Last week, Simone Biles competed in a gymnastics championship and won several events — all while suffering from a kidney stone. That’s nothing short of stunning. I say that as someone who once had a kidney stone, which was so debilitating I couldn’t have done a single sit-up, let alone flipped and twisted and spun. I wrote about the experience last year:

After a couple of hours of writhing in pain at home, my wife insisted that she take me to the emergency room. After I went through the initial triage by a nurse, a doctor came in and introduced himself, but I was in so much agony, I didn’t catch his name. I just nodded and said, “Help!”

The doctor instructed the nurses to pump several liters of saline solution through my veins until the pressure pushed the stone out of my urethra. Meanwhile, he ordered a morphine drip, which would make me feel better right away (it did). It came with a button that allowed me to self-administer the medication if and when the pain returned.

After a half-hour or so, I felt the morphine wear off and the deep twinge inside me returning. Desperate to avoid the discomfort, I hit that button, then hit it again and again. The doctor happened to be watching me and asked, “Do you think we’re idiots?” I replied, “What are you talking about?” He explained, “That button gives you one dose when you need it, but then it has a timer so you can’t give yourself another one for awhile. That’s to keep you from overdosing or, worse yet, developing a dependence on the morphine. You’re here to get rid of the kidney stone, not to become a drug addict.”

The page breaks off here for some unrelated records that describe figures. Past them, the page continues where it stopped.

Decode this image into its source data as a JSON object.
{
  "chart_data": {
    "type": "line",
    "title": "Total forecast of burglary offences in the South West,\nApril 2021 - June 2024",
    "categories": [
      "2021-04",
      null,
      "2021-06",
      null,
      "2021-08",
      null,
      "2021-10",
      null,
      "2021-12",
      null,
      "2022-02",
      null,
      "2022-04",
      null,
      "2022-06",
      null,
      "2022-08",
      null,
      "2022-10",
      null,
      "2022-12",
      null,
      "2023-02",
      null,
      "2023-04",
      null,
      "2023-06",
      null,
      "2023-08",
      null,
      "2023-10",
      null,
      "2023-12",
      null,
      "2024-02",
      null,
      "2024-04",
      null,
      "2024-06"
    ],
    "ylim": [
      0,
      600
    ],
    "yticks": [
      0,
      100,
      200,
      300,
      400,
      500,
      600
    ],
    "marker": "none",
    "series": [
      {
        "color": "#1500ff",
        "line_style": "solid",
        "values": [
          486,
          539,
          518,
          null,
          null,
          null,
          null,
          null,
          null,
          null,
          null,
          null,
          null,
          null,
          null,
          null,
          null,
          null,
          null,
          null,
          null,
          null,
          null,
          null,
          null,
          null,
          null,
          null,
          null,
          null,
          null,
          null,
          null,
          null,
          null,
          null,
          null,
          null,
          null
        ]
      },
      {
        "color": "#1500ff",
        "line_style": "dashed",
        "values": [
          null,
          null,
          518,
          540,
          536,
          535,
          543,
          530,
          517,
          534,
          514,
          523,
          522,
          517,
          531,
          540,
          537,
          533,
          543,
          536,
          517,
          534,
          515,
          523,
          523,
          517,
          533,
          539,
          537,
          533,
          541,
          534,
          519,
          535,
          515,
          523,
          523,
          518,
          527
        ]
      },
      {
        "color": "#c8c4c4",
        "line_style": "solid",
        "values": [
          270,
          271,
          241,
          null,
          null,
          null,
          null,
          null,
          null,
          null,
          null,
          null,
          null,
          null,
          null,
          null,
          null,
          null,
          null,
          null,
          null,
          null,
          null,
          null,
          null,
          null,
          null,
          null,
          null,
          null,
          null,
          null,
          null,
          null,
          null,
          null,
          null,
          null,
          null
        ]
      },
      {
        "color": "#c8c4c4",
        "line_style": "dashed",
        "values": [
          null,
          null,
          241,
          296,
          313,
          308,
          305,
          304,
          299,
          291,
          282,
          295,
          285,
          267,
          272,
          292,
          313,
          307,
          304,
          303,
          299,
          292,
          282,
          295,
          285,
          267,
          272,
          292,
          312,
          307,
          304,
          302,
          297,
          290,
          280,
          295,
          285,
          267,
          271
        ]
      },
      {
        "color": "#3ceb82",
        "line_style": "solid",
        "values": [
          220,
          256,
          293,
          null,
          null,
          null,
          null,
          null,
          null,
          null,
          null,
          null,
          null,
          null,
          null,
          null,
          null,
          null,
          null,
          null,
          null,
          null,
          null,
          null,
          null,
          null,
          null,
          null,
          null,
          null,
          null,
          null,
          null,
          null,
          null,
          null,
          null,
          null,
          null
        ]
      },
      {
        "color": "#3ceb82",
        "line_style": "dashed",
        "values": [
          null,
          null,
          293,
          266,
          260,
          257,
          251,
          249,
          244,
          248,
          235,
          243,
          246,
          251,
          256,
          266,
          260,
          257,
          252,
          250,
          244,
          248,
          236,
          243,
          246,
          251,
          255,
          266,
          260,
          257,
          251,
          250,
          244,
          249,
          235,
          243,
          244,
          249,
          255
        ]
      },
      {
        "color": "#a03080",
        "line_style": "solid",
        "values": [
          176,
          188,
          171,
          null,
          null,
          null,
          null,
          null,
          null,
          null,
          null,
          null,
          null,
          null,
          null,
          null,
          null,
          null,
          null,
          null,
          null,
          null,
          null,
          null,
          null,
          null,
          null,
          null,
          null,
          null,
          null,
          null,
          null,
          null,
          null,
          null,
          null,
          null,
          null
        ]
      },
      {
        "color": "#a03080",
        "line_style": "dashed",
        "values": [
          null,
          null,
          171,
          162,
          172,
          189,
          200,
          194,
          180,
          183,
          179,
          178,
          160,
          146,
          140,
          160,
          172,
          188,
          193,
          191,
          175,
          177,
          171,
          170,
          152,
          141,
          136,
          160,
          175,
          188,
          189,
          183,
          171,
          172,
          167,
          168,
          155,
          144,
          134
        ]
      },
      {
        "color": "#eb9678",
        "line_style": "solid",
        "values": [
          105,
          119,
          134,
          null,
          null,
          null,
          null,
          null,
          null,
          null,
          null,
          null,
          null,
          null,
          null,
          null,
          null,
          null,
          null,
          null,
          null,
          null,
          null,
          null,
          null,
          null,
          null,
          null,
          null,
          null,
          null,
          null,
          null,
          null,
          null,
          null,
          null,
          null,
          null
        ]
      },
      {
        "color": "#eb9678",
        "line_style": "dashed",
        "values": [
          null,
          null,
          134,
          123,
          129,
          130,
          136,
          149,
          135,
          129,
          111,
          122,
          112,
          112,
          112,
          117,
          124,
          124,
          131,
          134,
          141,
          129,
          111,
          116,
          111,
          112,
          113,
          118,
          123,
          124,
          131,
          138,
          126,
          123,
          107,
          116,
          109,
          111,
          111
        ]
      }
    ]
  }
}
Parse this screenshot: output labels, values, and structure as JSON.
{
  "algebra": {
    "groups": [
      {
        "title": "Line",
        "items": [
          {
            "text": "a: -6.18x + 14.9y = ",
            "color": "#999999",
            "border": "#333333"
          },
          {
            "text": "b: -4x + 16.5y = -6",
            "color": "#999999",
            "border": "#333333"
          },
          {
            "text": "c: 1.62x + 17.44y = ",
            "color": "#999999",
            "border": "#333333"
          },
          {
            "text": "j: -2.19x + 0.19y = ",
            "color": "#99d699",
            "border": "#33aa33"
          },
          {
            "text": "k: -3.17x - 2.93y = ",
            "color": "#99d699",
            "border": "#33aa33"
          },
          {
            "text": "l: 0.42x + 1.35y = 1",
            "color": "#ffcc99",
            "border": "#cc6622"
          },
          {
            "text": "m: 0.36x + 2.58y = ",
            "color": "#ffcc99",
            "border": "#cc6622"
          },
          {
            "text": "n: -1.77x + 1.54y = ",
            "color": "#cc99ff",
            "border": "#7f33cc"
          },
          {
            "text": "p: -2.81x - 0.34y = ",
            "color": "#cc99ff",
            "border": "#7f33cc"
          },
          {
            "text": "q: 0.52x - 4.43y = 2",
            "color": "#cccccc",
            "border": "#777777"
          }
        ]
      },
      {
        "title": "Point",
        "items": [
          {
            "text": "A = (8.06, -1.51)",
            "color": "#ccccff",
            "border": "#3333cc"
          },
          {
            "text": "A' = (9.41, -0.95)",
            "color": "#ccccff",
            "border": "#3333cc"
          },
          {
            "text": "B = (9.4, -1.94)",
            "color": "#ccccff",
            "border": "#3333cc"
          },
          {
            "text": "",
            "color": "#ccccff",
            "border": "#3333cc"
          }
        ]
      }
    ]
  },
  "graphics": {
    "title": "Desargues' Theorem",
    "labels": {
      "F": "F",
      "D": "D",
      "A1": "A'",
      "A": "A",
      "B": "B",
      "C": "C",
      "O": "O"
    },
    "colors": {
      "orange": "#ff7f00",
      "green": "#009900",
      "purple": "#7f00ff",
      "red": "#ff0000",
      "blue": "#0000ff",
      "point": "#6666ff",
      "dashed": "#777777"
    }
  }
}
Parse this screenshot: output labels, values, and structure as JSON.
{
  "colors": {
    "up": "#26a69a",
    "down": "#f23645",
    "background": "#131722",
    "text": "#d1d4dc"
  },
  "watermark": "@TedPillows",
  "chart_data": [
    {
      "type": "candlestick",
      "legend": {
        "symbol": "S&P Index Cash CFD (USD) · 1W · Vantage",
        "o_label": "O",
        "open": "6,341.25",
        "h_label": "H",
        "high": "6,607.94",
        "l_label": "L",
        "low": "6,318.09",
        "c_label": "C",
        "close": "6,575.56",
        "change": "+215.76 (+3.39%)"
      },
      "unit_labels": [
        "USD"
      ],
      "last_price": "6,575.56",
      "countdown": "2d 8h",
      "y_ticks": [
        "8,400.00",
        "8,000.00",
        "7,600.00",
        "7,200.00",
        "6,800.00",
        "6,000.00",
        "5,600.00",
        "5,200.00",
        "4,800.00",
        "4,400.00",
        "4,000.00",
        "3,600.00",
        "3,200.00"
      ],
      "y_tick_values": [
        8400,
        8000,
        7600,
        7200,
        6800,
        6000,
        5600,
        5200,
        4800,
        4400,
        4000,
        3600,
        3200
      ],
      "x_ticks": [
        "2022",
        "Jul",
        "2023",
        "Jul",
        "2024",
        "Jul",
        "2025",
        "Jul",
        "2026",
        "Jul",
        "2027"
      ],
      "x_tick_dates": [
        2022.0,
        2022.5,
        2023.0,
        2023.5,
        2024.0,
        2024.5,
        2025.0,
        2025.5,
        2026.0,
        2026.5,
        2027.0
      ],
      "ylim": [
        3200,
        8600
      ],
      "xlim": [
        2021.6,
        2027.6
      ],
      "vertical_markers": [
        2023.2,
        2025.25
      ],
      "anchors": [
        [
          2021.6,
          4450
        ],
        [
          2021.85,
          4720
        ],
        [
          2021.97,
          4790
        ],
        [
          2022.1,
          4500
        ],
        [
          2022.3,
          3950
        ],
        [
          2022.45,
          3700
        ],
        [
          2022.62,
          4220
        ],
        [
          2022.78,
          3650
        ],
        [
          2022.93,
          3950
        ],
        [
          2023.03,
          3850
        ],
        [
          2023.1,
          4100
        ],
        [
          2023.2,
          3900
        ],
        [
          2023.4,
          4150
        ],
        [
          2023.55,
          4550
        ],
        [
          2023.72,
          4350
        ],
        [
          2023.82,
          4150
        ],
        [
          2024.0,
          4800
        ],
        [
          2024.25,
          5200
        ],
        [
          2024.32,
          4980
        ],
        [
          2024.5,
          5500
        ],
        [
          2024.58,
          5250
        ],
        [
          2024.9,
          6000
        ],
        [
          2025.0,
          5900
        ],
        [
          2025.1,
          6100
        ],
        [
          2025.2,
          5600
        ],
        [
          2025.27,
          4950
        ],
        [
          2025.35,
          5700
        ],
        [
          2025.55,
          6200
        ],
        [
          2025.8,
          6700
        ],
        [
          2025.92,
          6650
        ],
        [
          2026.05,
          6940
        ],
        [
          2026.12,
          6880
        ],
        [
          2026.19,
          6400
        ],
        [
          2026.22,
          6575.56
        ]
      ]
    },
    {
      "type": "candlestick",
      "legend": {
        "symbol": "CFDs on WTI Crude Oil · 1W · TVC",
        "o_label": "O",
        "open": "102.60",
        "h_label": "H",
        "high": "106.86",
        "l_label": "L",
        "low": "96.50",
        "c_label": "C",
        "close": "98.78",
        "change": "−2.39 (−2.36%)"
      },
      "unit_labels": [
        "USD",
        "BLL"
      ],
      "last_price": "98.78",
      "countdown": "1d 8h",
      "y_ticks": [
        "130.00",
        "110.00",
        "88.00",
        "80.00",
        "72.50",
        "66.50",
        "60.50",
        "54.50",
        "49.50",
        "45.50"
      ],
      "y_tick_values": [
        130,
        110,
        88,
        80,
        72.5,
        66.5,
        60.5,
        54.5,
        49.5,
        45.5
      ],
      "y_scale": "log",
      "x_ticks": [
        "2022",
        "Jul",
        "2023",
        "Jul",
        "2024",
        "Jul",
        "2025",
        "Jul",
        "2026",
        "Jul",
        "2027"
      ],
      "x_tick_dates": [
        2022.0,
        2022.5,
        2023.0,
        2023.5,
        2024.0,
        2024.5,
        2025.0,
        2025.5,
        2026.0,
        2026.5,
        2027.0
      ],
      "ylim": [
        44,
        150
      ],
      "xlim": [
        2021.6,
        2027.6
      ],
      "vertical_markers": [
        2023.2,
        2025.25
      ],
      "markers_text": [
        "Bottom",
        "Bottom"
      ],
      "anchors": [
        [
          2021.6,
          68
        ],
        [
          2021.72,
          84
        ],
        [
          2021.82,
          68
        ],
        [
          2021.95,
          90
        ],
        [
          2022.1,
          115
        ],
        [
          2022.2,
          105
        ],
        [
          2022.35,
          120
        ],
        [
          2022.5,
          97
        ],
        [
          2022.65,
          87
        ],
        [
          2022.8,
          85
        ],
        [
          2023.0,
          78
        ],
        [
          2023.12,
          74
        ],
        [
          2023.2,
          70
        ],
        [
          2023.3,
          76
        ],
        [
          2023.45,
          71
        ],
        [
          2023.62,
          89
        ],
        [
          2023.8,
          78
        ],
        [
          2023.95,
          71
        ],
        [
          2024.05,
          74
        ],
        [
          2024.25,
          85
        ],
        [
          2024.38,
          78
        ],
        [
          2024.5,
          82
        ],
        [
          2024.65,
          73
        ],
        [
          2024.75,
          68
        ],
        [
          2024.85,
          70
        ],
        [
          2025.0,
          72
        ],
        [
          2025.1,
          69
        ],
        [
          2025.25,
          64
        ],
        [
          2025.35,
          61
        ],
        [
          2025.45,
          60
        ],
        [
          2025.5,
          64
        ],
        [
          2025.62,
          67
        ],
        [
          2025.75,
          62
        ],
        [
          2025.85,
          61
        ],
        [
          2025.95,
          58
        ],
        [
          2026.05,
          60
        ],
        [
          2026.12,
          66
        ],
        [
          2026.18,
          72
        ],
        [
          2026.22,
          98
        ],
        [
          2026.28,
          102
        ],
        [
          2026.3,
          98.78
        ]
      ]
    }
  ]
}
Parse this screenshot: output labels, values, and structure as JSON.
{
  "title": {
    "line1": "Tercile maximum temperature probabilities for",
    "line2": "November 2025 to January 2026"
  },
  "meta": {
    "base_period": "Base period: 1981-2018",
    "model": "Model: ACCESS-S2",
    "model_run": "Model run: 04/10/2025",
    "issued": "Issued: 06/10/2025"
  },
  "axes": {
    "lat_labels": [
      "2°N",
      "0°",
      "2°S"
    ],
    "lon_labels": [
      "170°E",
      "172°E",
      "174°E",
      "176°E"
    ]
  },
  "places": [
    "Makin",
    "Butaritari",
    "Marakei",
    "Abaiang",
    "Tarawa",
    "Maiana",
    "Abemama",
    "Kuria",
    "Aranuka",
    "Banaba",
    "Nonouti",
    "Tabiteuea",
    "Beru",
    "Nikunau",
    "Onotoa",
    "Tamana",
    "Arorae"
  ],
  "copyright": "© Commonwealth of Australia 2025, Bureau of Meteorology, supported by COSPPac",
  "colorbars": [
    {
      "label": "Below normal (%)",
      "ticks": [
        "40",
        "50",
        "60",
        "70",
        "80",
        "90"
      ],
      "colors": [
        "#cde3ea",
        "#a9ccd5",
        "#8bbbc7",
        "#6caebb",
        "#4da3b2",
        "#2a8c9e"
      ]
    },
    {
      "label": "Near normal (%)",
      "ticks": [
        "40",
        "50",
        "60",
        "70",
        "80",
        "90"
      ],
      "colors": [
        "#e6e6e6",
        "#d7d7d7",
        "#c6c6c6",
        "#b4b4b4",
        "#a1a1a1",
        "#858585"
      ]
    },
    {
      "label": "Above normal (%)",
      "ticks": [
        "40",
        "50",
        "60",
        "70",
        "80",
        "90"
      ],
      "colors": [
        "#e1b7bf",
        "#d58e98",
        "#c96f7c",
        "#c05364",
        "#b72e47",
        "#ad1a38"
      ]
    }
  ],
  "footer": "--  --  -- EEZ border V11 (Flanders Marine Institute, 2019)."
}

As he talked, the morphine kicked in and I felt better again. That’s when I asked the doctor to repeat his name, and he did: Til Jolly. I don’t know if it was the medicine or the natural way the comedy center of my brain works, but I thought his name sounded like part of a prescription: “Take two doses of morphine three times a day ’til jolly.”

When I finally passed the stone (by peeing through a strainer), a nurse retrieved the culprit behind all of my pain. It was no bigger than a caraway seed. She asked me how I felt. I said, “Jolly!”

Ms. Biles’ experience was a little different than mine. She was hospitalized for a day before the world gymnastics competition in Qatar, but left the hospital without passing the stone. Then all she did was go out and win a medal in every event she competed in. How she suppressed the pain and performed at such a high level is beyond me. When I left the hospital — after the stone was a mere memory — the most physical thing I was up for was getting back in the car so my wife could take me somewhere for pizza and ice cream.

It was my favorite flavor: Chocolate Morphine Chip.